Once more the smart schooner was undergoing its daily grooming. Old Steve was distributing polishing kits to four of the men, though he stopped long enough to take a tug at his forelock in salute. Evidently my[Pg 45] reception aft had made a great impression upon him, as well it might.
But I returned the greeting as democratically as I could, and turned to a question that came sharply from behind me.
It was Stevens.
“Did Mr. Stroth come to breakfast?” said he, without preliminary.
“No,” I replied, as directly. “The Jap took it in to him.”

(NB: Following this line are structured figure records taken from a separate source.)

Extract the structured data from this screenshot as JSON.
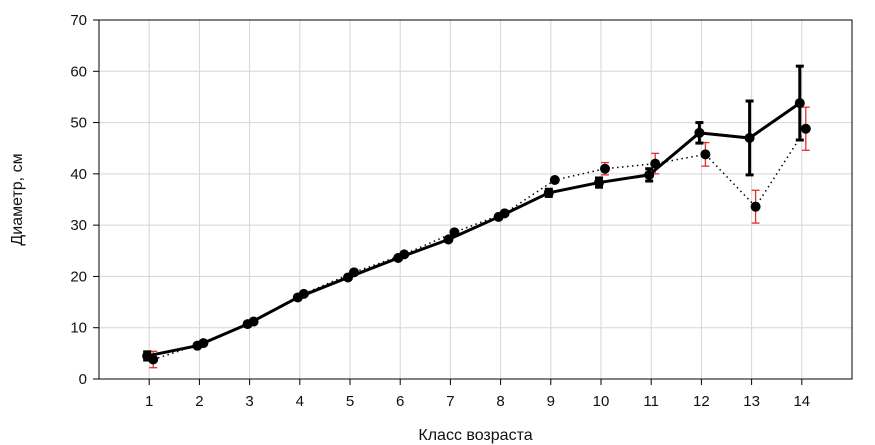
{
  "chart_data": {
    "type": "line",
    "title": "",
    "xlabel": "Класс возраста",
    "ylabel": "Диаметр, см",
    "xlim": [
      0,
      15
    ],
    "ylim": [
      0,
      70
    ],
    "x_ticks": [
      1,
      2,
      3,
      4,
      5,
      6,
      7,
      8,
      9,
      10,
      11,
      12,
      13,
      14
    ],
    "y_ticks": [
      0,
      10,
      20,
      30,
      40,
      50,
      60,
      70
    ],
    "grid": true,
    "legend": "none",
    "series": [
      {
        "style": "solid",
        "color": "#000000",
        "error_bar_color": "#000000",
        "x": [
          1,
          2,
          3,
          4,
          5,
          6,
          7,
          8,
          9,
          10,
          11,
          12,
          13,
          14
        ],
        "y": [
          4.5,
          6.5,
          10.7,
          15.9,
          19.8,
          23.6,
          27.2,
          31.6,
          36.3,
          38.3,
          39.8,
          48.0,
          47.0,
          53.8
        ],
        "err": [
          0.8,
          0.3,
          0.3,
          0.3,
          0.3,
          0.3,
          0.3,
          0.3,
          0.7,
          0.9,
          1.2,
          2.0,
          7.2,
          7.2
        ]
      },
      {
        "style": "dotted",
        "color": "#000000",
        "error_bar_color": "#e03030",
        "x": [
          1,
          2,
          3,
          4,
          5,
          6,
          7,
          8,
          9,
          10,
          11,
          12,
          13,
          14
        ],
        "y": [
          3.8,
          7.0,
          11.2,
          16.6,
          20.8,
          24.3,
          28.6,
          32.3,
          38.8,
          41.0,
          42.0,
          43.8,
          33.6,
          48.8
        ],
        "err": [
          1.6,
          0.3,
          0.3,
          0.3,
          0.3,
          0.3,
          0.3,
          0.3,
          0.4,
          1.2,
          2.0,
          2.3,
          3.2,
          4.2
        ]
      }
    ]
  }
}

Not another word passed, but he looked his chagrin, which bordered upon anger. Then he paced back to his position on the quarter-deck.
The few minutes that were left me alone I gave to thinking over the revelations just made me by this girl.
I watched the waters swirling past the beam, though they let in no light upon the mystery. But I did glow with delight at the thought that, whatever shady guilt hung over that low-lying vessel, it was not shared by her.
My feeling toward her hadn’t changed a whit; I loved her even more intensely, but certainly it was a strange situation. There was a quietness about it all, an inevitableness that bore the irrevocable stamp of fate itself. Predetermined it was—my love for her—and, as such, to be greeted quietly, mildly. It was decided, and I was happy.
I know how absurd this sounds as I thus word it, but it’s as near as I can come to the actual fact.